Review of Kal Ho Naa Ho

Kal Ho Naa Ho (2003)
5/10
This tomorrow should never come...
17 December 2003
Aditya Chopra made Dilwale Dulhania Le Jeyenge in 1995. Then daddy Yash came up with Dil To Pagal Hai in 1997. Karan from the Johar family, son of producer Yash Johar then came up with Kuch Kuch Hota Hai the following year. And then the media-shy, reclusive Chopra Jr. came up with Mohabbatein in the millenium. The creative, sensitive Karan Johar then made Kabhi Khushi Kabhi Gam in 2001. Yahsraj Films then started franchising their super-successful brand of cinema through different directors like Sanjay Gadhvi (who made Mere Yaar Ki Shaadi Hai) and Kunal Kohli (who made Mujhse Dosti Karoge) last year. And now, here come Dharma Productions with Kal Ho Naa Ho.

No, I am not trying to display my cinematic knowledge and nor am I writing a biography on the Chopra and Johar families - arguably the two most successful and popular film families and production houses in Bollywood today. The common link between all these films is that they total about Rs 200 crores ($40 million USD) spent on creating about 25 hours of pretension.

And the latest in this brand of super-superficial and super-superfluous cinema is Karan Johar's - oops! Sorry, Nikhil Advani's Kal Ho Naa Ho. There is tremendous detail in creating new looks for the protagonists, great costumes, technical slickness in terms of photography and production design; the music and choreography are extremely elaborate; even the script is detailed and bound from start to finish.

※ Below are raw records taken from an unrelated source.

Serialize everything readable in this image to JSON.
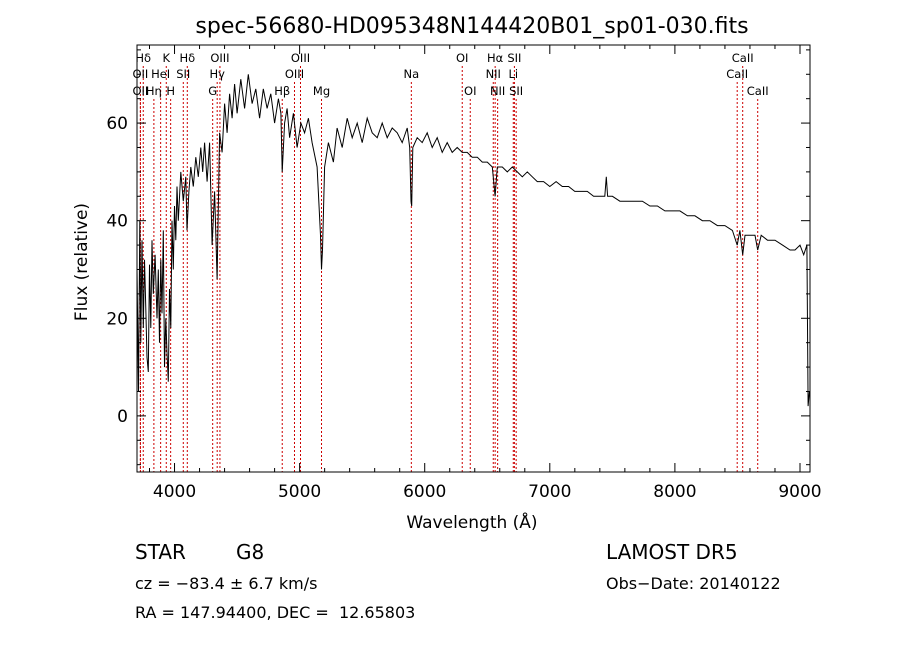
{
  "chart_data": {
    "type": "line",
    "title": "spec-56680-HD095348N144420B01_sp01-030.fits",
    "xlabel": "Wavelength (Å)",
    "ylabel": "Flux (relative)",
    "xlim": [
      3700,
      9080
    ],
    "ylim": [
      -11.5,
      76
    ],
    "xticks": [
      4000,
      5000,
      6000,
      7000,
      8000,
      9000
    ],
    "yticks": [
      0,
      20,
      40,
      60
    ],
    "grid": false,
    "series": [
      {
        "points": [
          [
            3700,
            30
          ],
          [
            3712,
            5
          ],
          [
            3722,
            40
          ],
          [
            3730,
            15
          ],
          [
            3740,
            36
          ],
          [
            3750,
            18
          ],
          [
            3760,
            32
          ],
          [
            3770,
            22
          ],
          [
            3780,
            12
          ],
          [
            3790,
            9
          ],
          [
            3800,
            31
          ],
          [
            3810,
            18
          ],
          [
            3820,
            36
          ],
          [
            3830,
            25
          ],
          [
            3845,
            33
          ],
          [
            3860,
            20
          ],
          [
            3870,
            30
          ],
          [
            3880,
            15
          ],
          [
            3890,
            32
          ],
          [
            3900,
            21
          ],
          [
            3910,
            38
          ],
          [
            3920,
            10
          ],
          [
            3930,
            20
          ],
          [
            3940,
            13
          ],
          [
            3950,
            7
          ],
          [
            3960,
            26
          ],
          [
            3970,
            18
          ],
          [
            3980,
            40
          ],
          [
            3990,
            30
          ],
          [
            4000,
            43
          ],
          [
            4010,
            36
          ],
          [
            4020,
            47
          ],
          [
            4030,
            40
          ],
          [
            4050,
            50
          ],
          [
            4070,
            44
          ],
          [
            4090,
            49
          ],
          [
            4100,
            38
          ],
          [
            4115,
            46
          ],
          [
            4130,
            51
          ],
          [
            4150,
            47
          ],
          [
            4170,
            53
          ],
          [
            4190,
            49
          ],
          [
            4210,
            55
          ],
          [
            4225,
            50
          ],
          [
            4240,
            56
          ],
          [
            4260,
            48
          ],
          [
            4280,
            56
          ],
          [
            4300,
            35
          ],
          [
            4320,
            46
          ],
          [
            4340,
            28
          ],
          [
            4360,
            58
          ],
          [
            4380,
            54
          ],
          [
            4400,
            64
          ],
          [
            4420,
            58
          ],
          [
            4440,
            66
          ],
          [
            4460,
            61
          ],
          [
            4480,
            68
          ],
          [
            4500,
            62
          ],
          [
            4530,
            69
          ],
          [
            4560,
            63
          ],
          [
            4590,
            70
          ],
          [
            4620,
            64
          ],
          [
            4650,
            67
          ],
          [
            4680,
            61
          ],
          [
            4710,
            67
          ],
          [
            4740,
            63
          ],
          [
            4770,
            66
          ],
          [
            4800,
            60
          ],
          [
            4830,
            65
          ],
          [
            4850,
            62
          ],
          [
            4861,
            50
          ],
          [
            4880,
            60
          ],
          [
            4900,
            63
          ],
          [
            4920,
            57
          ],
          [
            4950,
            62
          ],
          [
            4980,
            55
          ],
          [
            5010,
            60
          ],
          [
            5040,
            58
          ],
          [
            5070,
            61
          ],
          [
            5100,
            56
          ],
          [
            5140,
            51
          ],
          [
            5167,
            37
          ],
          [
            5175,
            30
          ],
          [
            5183,
            34
          ],
          [
            5200,
            51
          ],
          [
            5230,
            56
          ],
          [
            5270,
            52
          ],
          [
            5300,
            59
          ],
          [
            5340,
            55
          ],
          [
            5380,
            61
          ],
          [
            5420,
            57
          ],
          [
            5460,
            60
          ],
          [
            5500,
            56
          ],
          [
            5540,
            61
          ],
          [
            5580,
            58
          ],
          [
            5620,
            57
          ],
          [
            5660,
            60
          ],
          [
            5700,
            57
          ],
          [
            5740,
            59
          ],
          [
            5780,
            58
          ],
          [
            5820,
            56
          ],
          [
            5860,
            59
          ],
          [
            5880,
            55
          ],
          [
            5890,
            44
          ],
          [
            5896,
            43
          ],
          [
            5905,
            55
          ],
          [
            5940,
            57
          ],
          [
            5980,
            56
          ],
          [
            6020,
            58
          ],
          [
            6060,
            55
          ],
          [
            6100,
            57
          ],
          [
            6140,
            54
          ],
          [
            6180,
            56
          ],
          [
            6220,
            54
          ],
          [
            6260,
            55
          ],
          [
            6300,
            54
          ],
          [
            6340,
            54
          ],
          [
            6380,
            53
          ],
          [
            6420,
            53
          ],
          [
            6460,
            52
          ],
          [
            6500,
            52
          ],
          [
            6540,
            51
          ],
          [
            6563,
            45
          ],
          [
            6580,
            51
          ],
          [
            6620,
            51
          ],
          [
            6660,
            50
          ],
          [
            6700,
            51
          ],
          [
            6740,
            50
          ],
          [
            6780,
            49
          ],
          [
            6820,
            50
          ],
          [
            6860,
            49
          ],
          [
            6900,
            48
          ],
          [
            6950,
            48
          ],
          [
            7000,
            47
          ],
          [
            7050,
            48
          ],
          [
            7100,
            47
          ],
          [
            7150,
            47
          ],
          [
            7200,
            46
          ],
          [
            7250,
            46
          ],
          [
            7300,
            46
          ],
          [
            7350,
            45
          ],
          [
            7400,
            45
          ],
          [
            7440,
            45
          ],
          [
            7452,
            49
          ],
          [
            7462,
            45
          ],
          [
            7500,
            45
          ],
          [
            7560,
            44
          ],
          [
            7620,
            44
          ],
          [
            7680,
            44
          ],
          [
            7740,
            44
          ],
          [
            7800,
            43
          ],
          [
            7860,
            43
          ],
          [
            7920,
            42
          ],
          [
            7980,
            42
          ],
          [
            8040,
            42
          ],
          [
            8100,
            41
          ],
          [
            8160,
            41
          ],
          [
            8220,
            40
          ],
          [
            8280,
            40
          ],
          [
            8340,
            39
          ],
          [
            8400,
            39
          ],
          [
            8460,
            38
          ],
          [
            8498,
            35
          ],
          [
            8520,
            38
          ],
          [
            8542,
            33
          ],
          [
            8560,
            37
          ],
          [
            8600,
            37
          ],
          [
            8640,
            37
          ],
          [
            8662,
            34
          ],
          [
            8690,
            37
          ],
          [
            8740,
            36
          ],
          [
            8800,
            36
          ],
          [
            8860,
            35
          ],
          [
            8920,
            34
          ],
          [
            8960,
            34
          ],
          [
            9000,
            35
          ],
          [
            9030,
            33
          ],
          [
            9055,
            35
          ],
          [
            9065,
            2
          ],
          [
            9075,
            5
          ]
        ]
      }
    ],
    "line_markers": [
      {
        "label": "Hδ",
        "x": 3750,
        "row": 1
      },
      {
        "label": "OII",
        "x": 3727,
        "row": 2
      },
      {
        "label": "OII",
        "x": 3727,
        "row": 3
      },
      {
        "label": "Hη",
        "x": 3835,
        "row": 3
      },
      {
        "label": "K",
        "x": 3934,
        "row": 1
      },
      {
        "label": "HeI",
        "x": 3889,
        "row": 2
      },
      {
        "label": "H",
        "x": 3969,
        "row": 3
      },
      {
        "label": "Hδ",
        "x": 4102,
        "row": 1
      },
      {
        "label": "SII",
        "x": 4070,
        "row": 2
      },
      {
        "label": "OIII",
        "x": 4363,
        "row": 1
      },
      {
        "label": "Hγ",
        "x": 4341,
        "row": 2
      },
      {
        "label": "G",
        "x": 4305,
        "row": 3
      },
      {
        "label": "OIII",
        "x": 5007,
        "row": 1
      },
      {
        "label": "OIII",
        "x": 4959,
        "row": 2
      },
      {
        "label": "Hβ",
        "x": 4861,
        "row": 3
      },
      {
        "label": "Mg",
        "x": 5175,
        "row": 3
      },
      {
        "label": "Na",
        "x": 5893,
        "row": 2
      },
      {
        "label": "OI",
        "x": 6300,
        "row": 1
      },
      {
        "label": "OI",
        "x": 6364,
        "row": 3
      },
      {
        "label": "Hα",
        "x": 6563,
        "row": 1
      },
      {
        "label": "NII",
        "x": 6548,
        "row": 2
      },
      {
        "label": "NII",
        "x": 6583,
        "row": 3
      },
      {
        "label": "SII",
        "x": 6717,
        "row": 1
      },
      {
        "label": "Li",
        "x": 6708,
        "row": 2
      },
      {
        "label": "SII",
        "x": 6731,
        "row": 3
      },
      {
        "label": "CaII",
        "x": 8542,
        "row": 1
      },
      {
        "label": "CaII",
        "x": 8498,
        "row": 2
      },
      {
        "label": "CaII",
        "x": 8662,
        "row": 3
      }
    ],
    "marker_color": "#cc0000",
    "line_color": "#000000"
  },
  "info": {
    "object_class": "STAR",
    "subclass": "G8",
    "survey": "LAMOST DR5",
    "cz": "cz = −83.4 ± 6.7 km/s",
    "obs_date": "Obs−Date: 20140122",
    "coords": "RA = 147.94400, DEC =  12.65803"
  }
}
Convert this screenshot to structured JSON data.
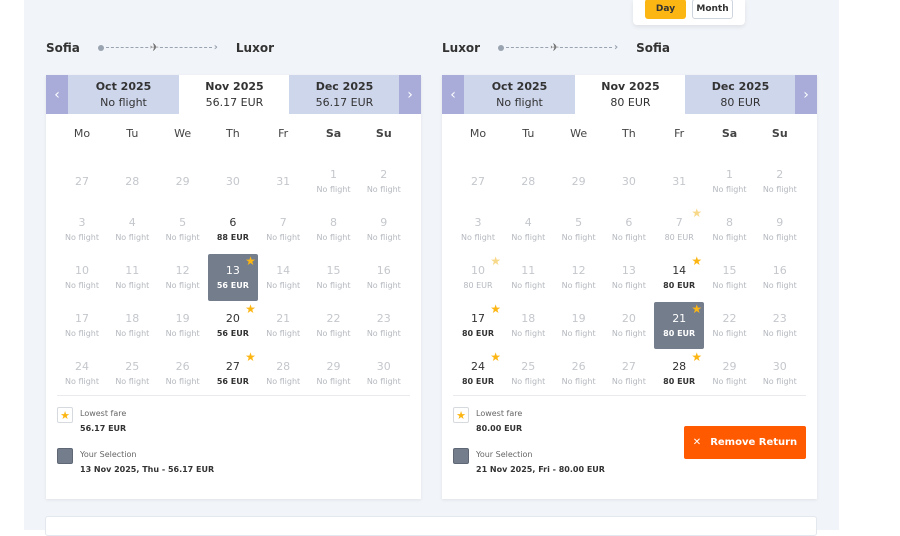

But the goal of the film is to entertain by poking fun at the obese, the Gujarati - and no, I am neither - the middle-aged single woman, the gay ( or to be more politically incorrect homo), the american - and I am none of these either - Jaya Bachan, Sushma Seth and Satish Shah's intelligence, Preity Zinta , Saif and pretty much everything else that is not Shahrukh. The melodrama reeks of glycerine and manipulation, the romance is so plot-oriented and pre-meditated that it is totally devoid of any chemistry (except for that between Shahrukh and Saif - now there's a film!).

Karan Johar and co. are extrememly talented, professional film-makers. But they fail to understand that cinema is a medium where the imagination is excited to translate that which is human, empathetic, universal, courageous, inspiring, etc on celluloid - and not merely a commercial venture.

But then why fix that which ain't broke. Six of the above eight films have gone on to become blockbusters. And in any case, if the Chopra-Johar brand of filmmaking fails to ring the cash registers in future, they can always use their business acumen and franchising abilities to open a chain of McShahrukh's. 5/10.